For such a hectic game, Cook, Serve, Delicious presents itself in a chill manner. Booting it up feels like someone welcoming you into the first day of a simple, fun job. This doesn’t last very long, however, as customers pour in and bark orders for your food. You have to quickly and correctly make their food to achieve a perfect rank. Mess up an order, and your customer will be displeased, skip them completely and they’ll never return.
You stock your menu by buying different foods and assigning them to menu slots, which you unlock more of as the game progresses. The PC version of the game comes with new foods (and a special shout-out to Ryan Davis in the form of a hamburger named for him). The cheapest foods are the easiest to make, but don’t net you much coin in return. You’ll want to save up for the more expensive foods in order to wow your guests. And if you’re worried about being overwhelmed, you can practice preparing each new food item in a tutorial both before and after you buy it. New objectives are presented to you through email, as well as ‘bet challenges’ where you go double or nothing for extra cash, or date invites once you sign up for an in game dating service. It’s also nice that you can choose which gender you can date as opposed to just getting ‘whatever gender is not the one you picked’.
The gameplay in Cook, Serve, Delicious is all simple keyboard presses: you’ve got to press the correct buttons for the order in a timely manner. You rack up combos based on how many “perfects” you get in a row. The combos make it easier to make money and impresses critics. It works fine as a concept and in practice, but when there’s many orders going at once for rush hour or other reasons, the framerate slows to a crawl. This often kills any sense of speed you had and you can lose your precious combo. I’ve lost a few customers in this way and it’s incredibly frustrating.

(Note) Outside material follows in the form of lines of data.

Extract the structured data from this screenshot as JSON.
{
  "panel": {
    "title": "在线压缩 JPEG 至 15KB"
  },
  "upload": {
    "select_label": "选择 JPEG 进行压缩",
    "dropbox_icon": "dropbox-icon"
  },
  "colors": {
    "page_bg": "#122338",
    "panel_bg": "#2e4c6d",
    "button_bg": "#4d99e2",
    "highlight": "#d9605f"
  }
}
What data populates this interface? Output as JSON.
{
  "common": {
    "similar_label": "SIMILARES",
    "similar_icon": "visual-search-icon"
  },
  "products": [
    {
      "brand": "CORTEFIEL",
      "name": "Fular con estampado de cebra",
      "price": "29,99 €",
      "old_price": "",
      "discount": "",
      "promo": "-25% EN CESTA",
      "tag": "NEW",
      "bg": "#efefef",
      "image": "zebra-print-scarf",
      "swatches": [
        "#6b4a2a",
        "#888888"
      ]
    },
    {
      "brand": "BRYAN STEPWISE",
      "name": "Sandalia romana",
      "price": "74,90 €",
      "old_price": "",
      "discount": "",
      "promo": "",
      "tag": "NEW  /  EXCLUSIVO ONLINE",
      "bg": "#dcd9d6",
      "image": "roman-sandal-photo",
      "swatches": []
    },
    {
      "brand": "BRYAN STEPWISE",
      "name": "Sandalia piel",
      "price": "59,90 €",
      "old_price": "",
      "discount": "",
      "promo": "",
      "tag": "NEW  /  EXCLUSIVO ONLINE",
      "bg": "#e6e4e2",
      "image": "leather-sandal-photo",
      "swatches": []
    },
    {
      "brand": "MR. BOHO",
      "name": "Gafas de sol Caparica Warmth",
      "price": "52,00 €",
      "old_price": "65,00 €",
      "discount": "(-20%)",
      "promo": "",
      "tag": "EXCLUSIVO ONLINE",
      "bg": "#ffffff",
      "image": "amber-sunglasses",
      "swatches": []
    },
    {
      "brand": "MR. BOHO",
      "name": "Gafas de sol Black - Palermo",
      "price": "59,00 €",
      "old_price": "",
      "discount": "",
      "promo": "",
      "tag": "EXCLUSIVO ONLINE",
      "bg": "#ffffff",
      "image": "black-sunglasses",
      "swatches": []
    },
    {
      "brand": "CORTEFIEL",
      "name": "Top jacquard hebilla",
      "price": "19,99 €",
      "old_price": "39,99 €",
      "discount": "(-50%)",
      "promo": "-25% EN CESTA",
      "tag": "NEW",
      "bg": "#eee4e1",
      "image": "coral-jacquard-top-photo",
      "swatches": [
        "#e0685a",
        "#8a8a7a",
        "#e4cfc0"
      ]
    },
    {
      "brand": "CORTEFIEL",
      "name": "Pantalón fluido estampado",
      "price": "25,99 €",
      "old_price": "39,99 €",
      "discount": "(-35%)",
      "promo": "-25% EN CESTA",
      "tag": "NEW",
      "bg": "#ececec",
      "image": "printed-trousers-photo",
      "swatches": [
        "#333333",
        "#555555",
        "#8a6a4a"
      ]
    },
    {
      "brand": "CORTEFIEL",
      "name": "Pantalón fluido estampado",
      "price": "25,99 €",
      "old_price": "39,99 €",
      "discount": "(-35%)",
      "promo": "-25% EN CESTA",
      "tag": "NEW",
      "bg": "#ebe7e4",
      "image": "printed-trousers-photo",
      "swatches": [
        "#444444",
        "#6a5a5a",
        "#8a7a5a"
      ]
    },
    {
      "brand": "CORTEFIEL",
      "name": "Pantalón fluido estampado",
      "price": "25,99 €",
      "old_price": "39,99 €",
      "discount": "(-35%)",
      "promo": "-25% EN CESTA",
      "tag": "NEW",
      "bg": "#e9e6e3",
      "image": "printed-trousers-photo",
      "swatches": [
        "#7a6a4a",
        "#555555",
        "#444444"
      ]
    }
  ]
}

Other than that the game plays exactly how it should. There are plenty of foods to switch up the pacing, so if you’re not good at hitting the correct keys, you can warm up on smaller orders. CSD paces itself well if you feel like mastering it, but raising your restaurant’s star level takes a long time. Often, you reach all the requirements but then have to grind through another ten days of service to reach the next star with only a few challenges to push you.
Cook, Serve, Delicious does what it’s supposed to do. It serves up challenging gameplay, with a variety of events. Although its frame rate has a tendency to flounder, and it’s got a bit too much padding, but in the end I was left satisfied. It’s not a five-star meal, but it filled me up like something Grandma used to make.
John's Kitchen Nightmares
"Good"
An easy to learn, difficult to master recipe.